New Jersey Gov. Chris Christie (R) has seen his favorability and approval ratings among New Jersey residents plunge in the wake of the evolving George Washington Bridge scandal, according to a new Rutgers-Eagleton poll released Wednesday.

The poll shows that Christie’s favorability rating has dropped to 46%, down 19 points from a poll taken right before his landslide re-election in November. Meanwhile, 43% of New Jerseyans view him unfavorably. And Christie’s approval rating has dipped to 53%, a 15-point drop from November.

Taken together with a new Quinnipiac University poll, the numbers provide the first glimpse of significant backlash for Christie in “Bridgegate.” The Christie administration is facing investigations from the New Jersey legislature and from the U.S. Attorney of New Jersey. Investigators are trying to determine the reasons for the lane closures onto the George Washington Bridge from Fort Lee, N.J., in September.

Both polls paint the picture that Christie’s numbers have regressed to, well, average. Before Hurricane Sandy ravaged the state in October 2012 and he helped manage New Jersey out of the mess, Christie was only a slightly popular governor.

His handling of Sandy pushed his approval ratings to sky-high levels in the high 60s and low 70s. One poll found his approval rating at 77%. The numbers eventually pushed then-Newark Mayor Cory Booker, who was thinking about challenging Christie in the 2013 gubernatorial race, to reconsider.

For now, Christie’s regression has been due mostly to Democrats abandoning their good feelings toward him. In November, 45% of Democrats viewed him favourably — now, that number is only 19%. Independents continue to view him favourably overall, but Christie’s numbers have dropped with them, too. His favorability rating among Independents has dropped from 69% to 55% in the past two months, and his approval rating has dipped from 71% to 60%.

“Other polls taken immediately after the bridge scandal broke showed relatively small effects,” said David Redlawsk, director of the Rutgers-Eagleton Poll, in a statement. “But with another week of revelations, damage appears to have been done. The good will the Governor built up among Democrats with his handling of the Sandy aftermath is gone, at least for now.”

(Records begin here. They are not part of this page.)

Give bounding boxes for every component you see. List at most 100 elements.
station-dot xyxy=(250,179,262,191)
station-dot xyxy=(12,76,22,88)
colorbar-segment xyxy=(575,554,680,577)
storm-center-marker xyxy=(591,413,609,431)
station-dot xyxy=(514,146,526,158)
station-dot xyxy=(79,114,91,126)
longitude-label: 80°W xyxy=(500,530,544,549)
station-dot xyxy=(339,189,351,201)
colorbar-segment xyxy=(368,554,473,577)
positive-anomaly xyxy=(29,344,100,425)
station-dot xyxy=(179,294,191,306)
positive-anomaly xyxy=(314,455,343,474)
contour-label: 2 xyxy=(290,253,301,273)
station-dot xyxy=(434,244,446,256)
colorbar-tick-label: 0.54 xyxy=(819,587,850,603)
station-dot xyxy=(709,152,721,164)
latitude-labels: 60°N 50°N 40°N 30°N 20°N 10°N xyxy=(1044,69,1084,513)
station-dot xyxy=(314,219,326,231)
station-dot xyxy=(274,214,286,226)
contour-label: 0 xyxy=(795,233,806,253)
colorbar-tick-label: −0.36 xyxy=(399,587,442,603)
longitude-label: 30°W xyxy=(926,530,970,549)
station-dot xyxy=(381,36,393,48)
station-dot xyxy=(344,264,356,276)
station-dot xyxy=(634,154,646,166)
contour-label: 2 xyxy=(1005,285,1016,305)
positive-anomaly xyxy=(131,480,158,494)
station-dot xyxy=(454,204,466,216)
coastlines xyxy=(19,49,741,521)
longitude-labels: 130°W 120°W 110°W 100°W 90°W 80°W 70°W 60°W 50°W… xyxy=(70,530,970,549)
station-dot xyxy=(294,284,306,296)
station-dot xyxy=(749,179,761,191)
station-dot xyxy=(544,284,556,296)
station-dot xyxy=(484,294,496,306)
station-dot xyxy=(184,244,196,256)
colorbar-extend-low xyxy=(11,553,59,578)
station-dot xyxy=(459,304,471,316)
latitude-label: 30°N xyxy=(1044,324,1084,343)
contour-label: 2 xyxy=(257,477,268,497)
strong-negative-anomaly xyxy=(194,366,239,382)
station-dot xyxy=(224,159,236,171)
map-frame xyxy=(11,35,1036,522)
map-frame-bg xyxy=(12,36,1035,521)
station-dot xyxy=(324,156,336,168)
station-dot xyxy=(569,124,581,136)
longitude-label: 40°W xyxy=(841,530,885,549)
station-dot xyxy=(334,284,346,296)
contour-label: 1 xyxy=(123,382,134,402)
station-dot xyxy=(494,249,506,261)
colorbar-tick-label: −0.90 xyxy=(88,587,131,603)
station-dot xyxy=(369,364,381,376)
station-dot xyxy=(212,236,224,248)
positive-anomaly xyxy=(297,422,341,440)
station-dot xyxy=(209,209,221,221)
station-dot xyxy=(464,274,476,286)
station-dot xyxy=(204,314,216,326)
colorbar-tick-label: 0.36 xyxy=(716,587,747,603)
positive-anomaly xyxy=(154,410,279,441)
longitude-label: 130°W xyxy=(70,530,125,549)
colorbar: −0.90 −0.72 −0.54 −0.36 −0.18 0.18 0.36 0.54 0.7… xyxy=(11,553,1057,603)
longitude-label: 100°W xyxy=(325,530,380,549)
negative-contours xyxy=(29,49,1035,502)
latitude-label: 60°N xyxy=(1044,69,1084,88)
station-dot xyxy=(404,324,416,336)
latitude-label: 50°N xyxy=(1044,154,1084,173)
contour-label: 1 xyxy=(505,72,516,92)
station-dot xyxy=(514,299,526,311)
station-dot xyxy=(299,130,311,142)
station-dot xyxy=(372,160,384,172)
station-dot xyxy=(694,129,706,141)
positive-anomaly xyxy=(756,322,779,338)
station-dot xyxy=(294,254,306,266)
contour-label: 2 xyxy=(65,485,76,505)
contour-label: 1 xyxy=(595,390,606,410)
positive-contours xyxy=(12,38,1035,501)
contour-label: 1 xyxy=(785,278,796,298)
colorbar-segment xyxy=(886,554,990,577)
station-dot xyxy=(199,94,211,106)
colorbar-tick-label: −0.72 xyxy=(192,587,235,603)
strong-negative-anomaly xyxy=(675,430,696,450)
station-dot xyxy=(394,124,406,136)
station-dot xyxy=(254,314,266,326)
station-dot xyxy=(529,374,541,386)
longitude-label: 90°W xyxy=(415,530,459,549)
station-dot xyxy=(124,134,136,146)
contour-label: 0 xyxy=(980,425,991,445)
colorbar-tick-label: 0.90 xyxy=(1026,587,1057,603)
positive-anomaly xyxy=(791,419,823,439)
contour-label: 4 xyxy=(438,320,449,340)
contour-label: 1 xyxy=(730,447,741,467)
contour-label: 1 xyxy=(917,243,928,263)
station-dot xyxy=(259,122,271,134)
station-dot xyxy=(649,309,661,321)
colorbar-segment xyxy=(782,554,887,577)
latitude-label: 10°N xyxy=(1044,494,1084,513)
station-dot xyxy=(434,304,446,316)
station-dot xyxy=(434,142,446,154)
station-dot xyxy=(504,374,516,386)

If the trend continues, it could deprive Christie of one of his major arguments for a potential 2016 presidential candidacy — that he has crossover, mass appeal in a traditionally blue state.

In addition to the investigation over the George Washington Bridge lane closures, the Christie administration is under federal investigation for its use of Hurricane Sandy relief funds. And on Saturday, Hoboken Mayor Dawn Zimmer (D) alleged that the Christie administration held those relief funds “hostage” to pressure her on a development project favoured by the administration.

The poll sampled 826 New Jersey adults (757 registered voters) from Jan. 14-19. The margin of error was plus-or-minus 3.4%.